In this study evaluating patients with NPM1 mutated AML from the Pre-MEASURE cohort, we show that the detection of NPM1m in pre-transplant blood during first complete remission using a highly sensitive DNA-based assay is associated, in a dose-dependent manner, with a significantly increased risk of relapse and death after alloHCT. Some of this risk could be mitigated by conditioning regimen, with higher intensity regimens being associated with decreased relapse and improved survival in NPM1 MRD positive patients (Supplementary Fig. 9).

Similar to FLT3-ITD [4], an NPM1 MRD VAF threshold of ≥0.01% pre-transplant identified patients at greatest risk of relapse and death. Current guidelines for NPM1 MRD testing have been based on measuring mutant RNA transcript levels [5], additional analytical and clinical utility validation work is needed to compare DNA and RNA based NPM1m MRD testing thresholds [8, 9].
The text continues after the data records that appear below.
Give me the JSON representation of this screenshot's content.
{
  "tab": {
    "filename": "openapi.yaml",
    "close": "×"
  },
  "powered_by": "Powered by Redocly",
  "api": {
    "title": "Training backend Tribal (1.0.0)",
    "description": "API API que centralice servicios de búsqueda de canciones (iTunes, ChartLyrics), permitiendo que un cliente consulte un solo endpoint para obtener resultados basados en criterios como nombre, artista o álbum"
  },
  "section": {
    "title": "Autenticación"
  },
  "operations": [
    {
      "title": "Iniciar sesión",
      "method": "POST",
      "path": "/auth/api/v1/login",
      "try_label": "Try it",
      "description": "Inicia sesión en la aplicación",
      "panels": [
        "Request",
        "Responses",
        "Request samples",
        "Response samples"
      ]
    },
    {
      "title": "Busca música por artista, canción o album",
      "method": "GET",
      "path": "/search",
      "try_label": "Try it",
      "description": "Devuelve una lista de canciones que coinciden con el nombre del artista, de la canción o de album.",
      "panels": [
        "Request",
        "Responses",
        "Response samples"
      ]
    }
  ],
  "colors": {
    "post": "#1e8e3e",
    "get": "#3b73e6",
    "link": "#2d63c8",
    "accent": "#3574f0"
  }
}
NPM1 and FLT3-ITD mutations often co-occur, presenting multiple potential targets for MRD tracking. In patients co-mutated for both FLT3-ITD and NPM1 at diagnosis, we found that tracking NPM1m showed equivalent ability to identify relapsing patients comparing to tracking mutations in both NPM1 and FLT3-ITD or FLT3-ITD alone pre-alloHCT. Our observation that very few co-mutated patients test MRD positive for FLT3-ITD but not NPM1m is supported by data from other studies [9,10,11]. Therefore, while there may be additional important predictive use cases for FLT3-ITD NGS-MRD testing, our results support findings that validate the prognostic value of pre-transplant NPM1 MRD and support prioritizing it over FLT3-ITD when only one test is available [12].